At AWS re:Invent 2023, Amazon Bedrock Agents and Knowledge Bases reached general availability, enabling fully managed RAG pipelines and multi-step autonomous agents without custom orchestration code. Knowledge Bases automatically syncs documents from S3, chunks and embeds them into a vector store, and retrieves relevant context at inference time, while Agents can invoke Lambda actions and API schemas to complete multi-turn tasks.
Announced at AWS re:Invent 2023, ElastiCache Serverless lets you create a fully managed, highly available cache for Redis 7.1 or Memcached 1.6 in under a minute with no cluster sizing or capacity planning required. The service scales instantly to meet demand, stores data redundantly across multiple Availability Zones with a 99.99% SLA, and charges only for data stored and ECPUs consumed.
Cost Optimization Hub is a new AWS Billing and Cost Management feature that aggregates over 15 types of cost optimization recommendations, including EC2 rightsizing, Graviton migration, idle resource detection, and Savings Plans suggestions, into a single dashboard across all AWS Organizations member accounts and regions. The feature is available at no additional charge in all commercial regions outside China and GovCloud.

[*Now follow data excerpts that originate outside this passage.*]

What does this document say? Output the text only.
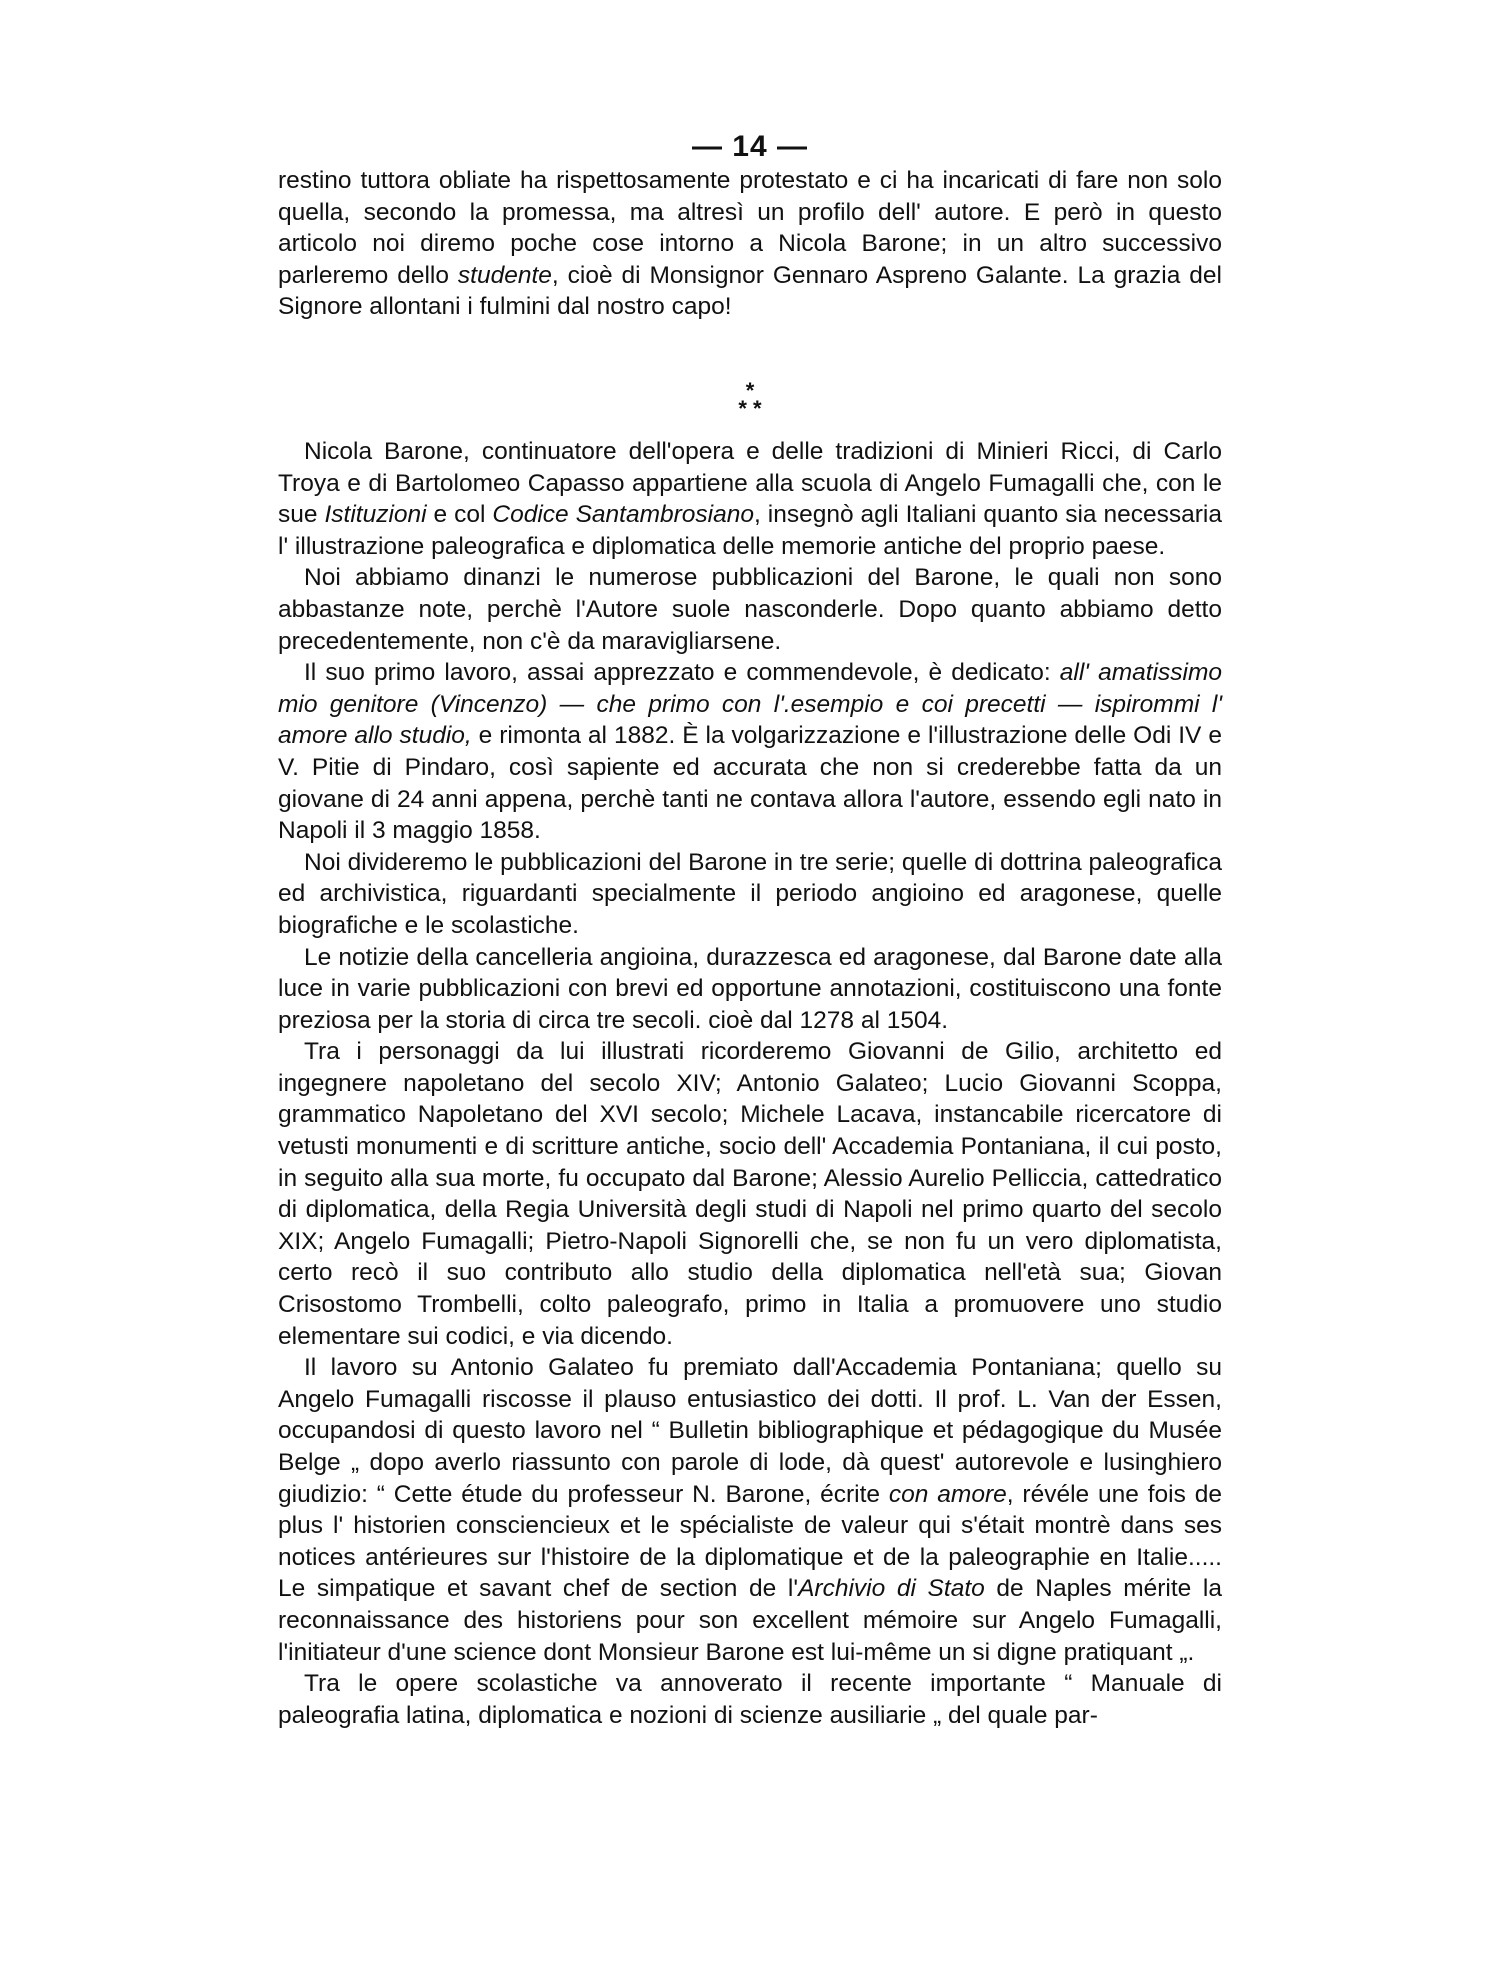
— 14 —

restino tuttora obliate ha rispettosamente protestato e ci ha incaricati di fare non solo quella, secondo la promessa, ma altresì un profilo dell' autore. E però in questo articolo noi diremo poche cose intorno a Nicola Barone; in un altro successivo parleremo dello studente, cioè di Monsignor Gennaro Aspreno Galante. La grazia del Signore allontani i fulmini dal nostro capo!

*
* *

Nicola Barone, continuatore dell'opera e delle tradizioni di Minieri Ricci, di Carlo Troya e di Bartolomeo Capasso appartiene alla scuola di Angelo Fumagalli che, con le sue Istituzioni e col Codice Santambrosiano, insegnò agli Italiani quanto sia necessaria l' illustrazione paleografica e diplomatica delle memorie antiche del proprio paese.

Noi abbiamo dinanzi le numerose pubblicazioni del Barone, le quali non sono abbastanze note, perchè l'Autore suole nasconderle. Dopo quanto abbiamo detto precedentemente, non c'è da maravigliarsene.

Il suo primo lavoro, assai apprezzato e commendevole, è dedicato: all' amatissimo mio genitore (Vincenzo) — che primo con l'.esempio e coi precetti — ispirommi l' amore allo studio, e rimonta al 1882. È la volgarizzazione e l'illustrazione delle Odi IV e V. Pitie di Pindaro, così sapiente ed accurata che non si crederebbe fatta da un giovane di 24 anni appena, perchè tanti ne contava allora l'autore, essendo egli nato in Napoli il 3 maggio 1858.

Noi divideremo le pubblicazioni del Barone in tre serie; quelle di dottrina paleografica ed archivistica, riguardanti specialmente il periodo angioino ed aragonese, quelle biografiche e le scolastiche.

Le notizie della cancelleria angioina, durazzesca ed aragonese, dal Barone date alla luce in varie pubblicazioni con brevi ed opportune annotazioni, costituiscono una fonte preziosa per la storia di circa tre secoli. cioè dal 1278 al 1504.

Tra i personaggi da lui illustrati ricorderemo Giovanni de Gilio, architetto ed ingegnere napoletano del secolo XIV; Antonio Galateo; Lucio Giovanni Scoppa, grammatico Napoletano del XVI secolo; Michele Lacava, instancabile ricercatore di vetusti monumenti e di scritture antiche, socio dell' Accademia Pontaniana, il cui posto, in seguito alla sua morte, fu occupato dal Barone; Alessio Aurelio Pelliccia, cattedratico di diplomatica, della Regia Università degli studi di Napoli nel primo quarto del secolo XIX; Angelo Fumagalli; Pietro-Napoli Signorelli che, se non fu un vero diplomatista, certo recò il suo contributo allo studio della diplomatica nell'età sua; Giovan Crisostomo Trombelli, colto paleografo, primo in Italia a promuovere uno studio elementare sui codici, e via dicendo.

Il lavoro su Antonio Galateo fu premiato dall'Accademia Pontaniana; quello su Angelo Fumagalli riscosse il plauso entusiastico dei dotti. Il prof. L. Van der Essen, occupandosi di questo lavoro nel “ Bulletin bibliographique et pédagogique du Musée Belge „ dopo averlo riassunto con parole di lode, dà quest' autorevole e lusinghiero giudizio: “ Cette étude du professeur N. Barone, écrite con amore, révéle une fois de plus l' historien consciencieux et le spécialiste de valeur qui s'était montrè dans ses notices antérieures sur l'histoire de la diplomatique et de la paleographie en Italie..... Le simpatique et savant chef de section de l'Archivio di Stato de Naples mérite la reconnaissance des historiens pour son excellent mémoire sur Angelo Fumagalli, l'initiateur d'une science dont Monsieur Barone est lui-même un si digne pratiquant „.

Tra le opere scolastiche va annoverato il recente importante “ Manuale di paleografia latina, diplomatica e nozioni di scienze ausiliarie „ del quale par-
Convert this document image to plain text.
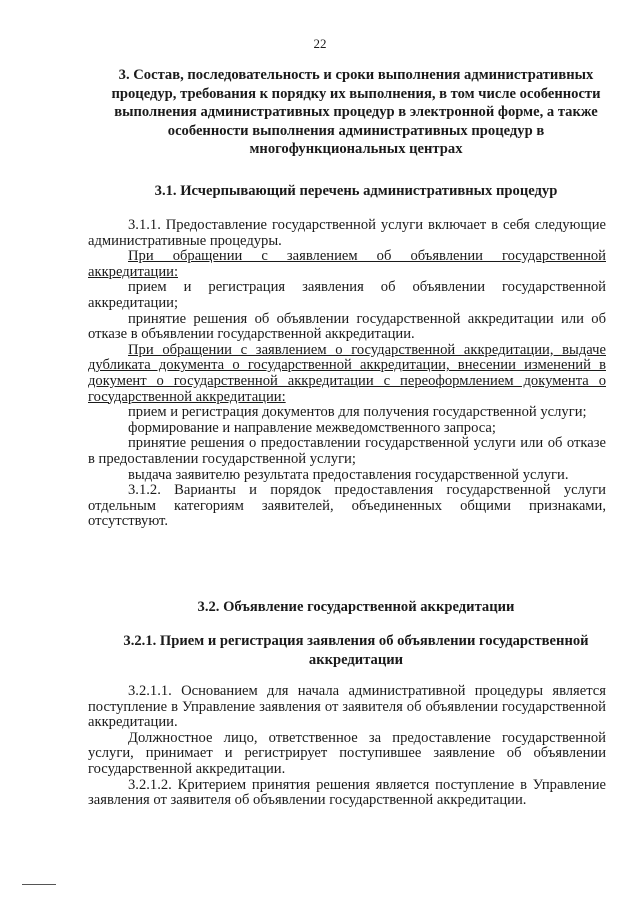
22
3. Состав, последовательность и сроки выполнения административных процедур, требования к порядку их выполнения, в том числе особенности выполнения административных процедур в электронной форме, а также особенности выполнения административных процедур в многофункциональных центрах
3.1. Исчерпывающий перечень административных процедур

3.1.1. Предоставление государственной услуги включает в себя следующие административные процедуры.

При обращении с заявлением об объявлении государственной аккредитации:

прием и регистрация заявления об объявлении государственной аккредитации;

принятие решения об объявлении государственной аккредитации или об отказе в объявлении государственной аккредитации.

При обращении с заявлением о государственной аккредитации, выдаче дубликата документа о государственной аккредитации, внесении изменений в документ о государственной аккредитации с переоформлением документа о государственной аккредитации:

прием и регистрация документов для получения государственной услуги;

формирование и направление межведомственного запроса;

принятие решения о предоставлении государственной услуги или об отказе в предоставлении государственной услуги;

выдача заявителю результата предоставления государственной услуги.

3.1.2. Варианты и порядок предоставления государственной услуги отдельным категориям заявителей, объединенных общими признаками, отсутствуют.

3.2. Объявление государственной аккредитации
3.2.1. Прием и регистрация заявления об объявлении государственной аккредитации

3.2.1.1. Основанием для начала административной процедуры является поступление в Управление заявления от заявителя об объявлении государственной аккредитации.

Должностное лицо, ответственное за предоставление государственной услуги, принимает и регистрирует поступившее заявление об объявлении государственной аккредитации.

3.2.1.2. Критерием принятия решения является поступление в Управление заявления от заявителя об объявлении государственной аккредитации.
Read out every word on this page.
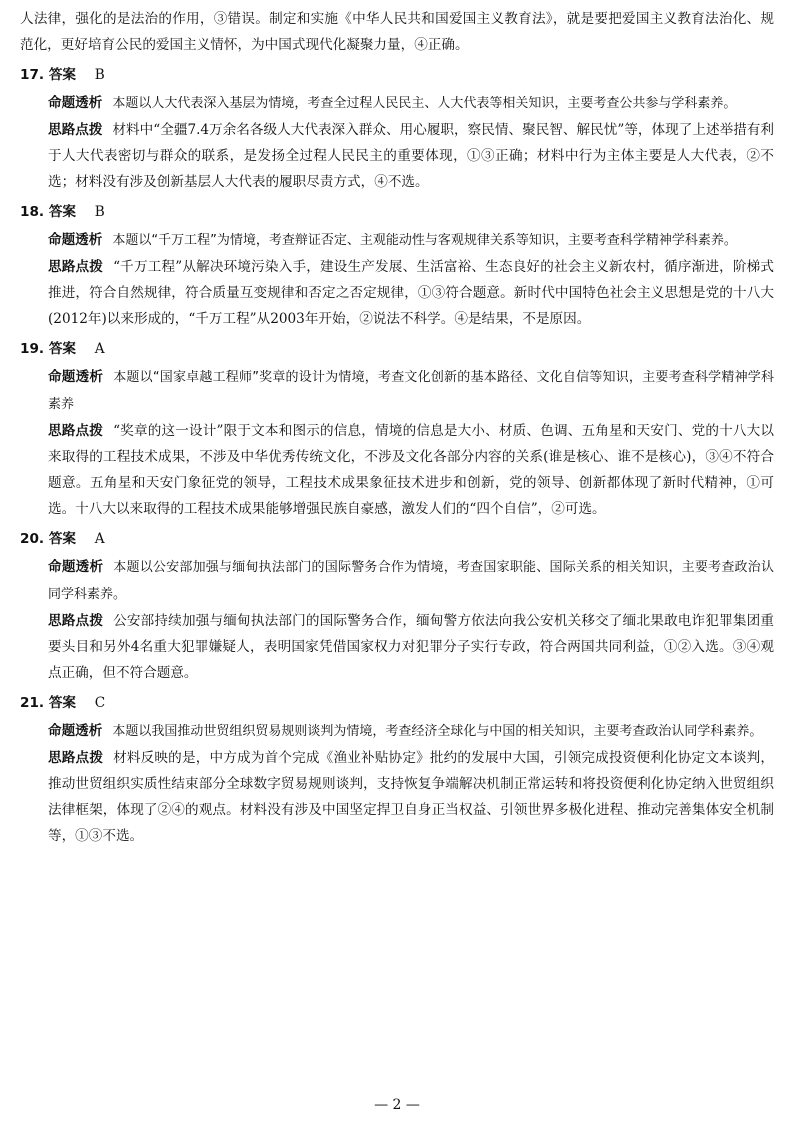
人法律，强化的是法治的作用，③错误。制定和实施《中华人民共和国爱国主义教育法》，就是要把爱国主义教育法治化、规范化，更好培育公民的爱国主义情怀，为中国式现代化凝聚力量，④正确。

17. 答案 B

命题透析 本题以人大代表深入基层为情境，考查全过程人民民主、人大代表等相关知识，主要考查公共参与学科素养。

思路点拨 材料中“全疆7.4万余名各级人大代表深入群众、用心履职，察民情、聚民智、解民忧”等，体现了上述举措有利于人大代表密切与群众的联系，是发扬全过程人民民主的重要体现，①③正确；材料中行为主体主要是人大代表，②不选；材料没有涉及创新基层人大代表的履职尽责方式，④不选。

18. 答案 B

命题透析 本题以“千万工程”为情境，考查辩证否定、主观能动性与客观规律关系等知识，主要考查科学精神学科素养。

思路点拨 “千万工程”从解决环境污染入手，建设生产发展、生活富裕、生态良好的社会主义新农村，循序渐进，阶梯式推进，符合自然规律，符合质量互变规律和否定之否定规律，①③符合题意。新时代中国特色社会主义思想是党的十八大(2012年)以来形成的，“千万工程”从2003年开始，②说法不科学。④是结果，不是原因。

19. 答案 A

命题透析 本题以“国家卓越工程师”奖章的设计为情境，考查文化创新的基本路径、文化自信等知识，主要考查科学精神学科素养

思路点拨 “奖章的这一设计”限于文本和图示的信息，情境的信息是大小、材质、色调、五角星和天安门、党的十八大以来取得的工程技术成果，不涉及中华优秀传统文化，不涉及文化各部分内容的关系(谁是核心、谁不是核心)，③④不符合题意。五角星和天安门象征党的领导，工程技术成果象征技术进步和创新，党的领导、创新都体现了新时代精神，①可选。十八大以来取得的工程技术成果能够增强民族自豪感，激发人们的“四个自信”，②可选。

20. 答案 A

命题透析 本题以公安部加强与缅甸执法部门的国际警务合作为情境，考查国家职能、国际关系的相关知识，主要考查政治认同学科素养。

思路点拨 公安部持续加强与缅甸执法部门的国际警务合作，缅甸警方依法向我公安机关移交了缅北果敢电诈犯罪集团重要头目和另外4名重大犯罪嫌疑人，表明国家凭借国家权力对犯罪分子实行专政，符合两国共同利益，①②入选。③④观点正确，但不符合题意。

21. 答案 C

命题透析 本题以我国推动世贸组织贸易规则谈判为情境，考查经济全球化与中国的相关知识，主要考查政治认同学科素养。

思路点拨 材料反映的是，中方成为首个完成《渔业补贴协定》批约的发展中大国，引领完成投资便利化协定文本谈判，推动世贸组织实质性结束部分全球数字贸易规则谈判，支持恢复争端解决机制正常运转和将投资便利化协定纳入世贸组织法律框架，体现了②④的观点。材料没有涉及中国坚定捍卫自身正当权益、引领世界多极化进程、推动完善集体安全机制等，①③不选。

— 2 —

AWS launched EC2 Instance Connect Endpoint (EIC Endpoint), a free feature that lets you open SSH or RDP sessions to EC2 instances in private subnets directly from the AWS console, CLI, or any SSH client -- with no bastion host, no public IP on the instance, no VPN, and no agent required. An EIC Endpoint acts as a VPC resource that proxies the connection from your workstation through AWS private networking to the target instance, with all sessions logged in CloudTrail and access controlled via IAM. The feature is available at no additional charge in all commercial and GovCloud regions and supports both Linux and Windows instances.
AWS Lambda now supports response payload streaming, a new invocation pattern that lets functions progressively send partial responses back to clients as data becomes available rather than waiting for the entire payload to be ready. Functions can return payloads up to 20 MB via function URLs using RESPONSE_STREAM invoke mode or through the new InvokeWithResponseStream SDK API, compared to the 6 MB limit for buffered responses. The feature dramatically improves time-to-first-byte for web and mobile workloads such as AI-generated content and large file downloads. Node.js 14.x and later runtimes support native streaming helpers, and custom runtimes can use the runtime API directly.
AWS Step Functions launched Distributed Map, a new Map state mode that can iterate over millions of objects in Amazon S3 and launch up to 10,000 parallel child workflow executions concurrently -- far exceeding the previous 40-iteration inline Map limit. The feature enables serverless ETL, batch inference, and large-scale data processing without managing infrastructure.
Amazon RDS introduced a new Multi-AZ deployment option for MySQL 8.0.28+ and PostgreSQL 13.4+ that places one primary and two readable standby instances across three Availability Zones. The configuration delivers up to 2x faster transaction commit latency compared to single-standby Multi-AZ and supports automated failovers typically completing in under 35 seconds.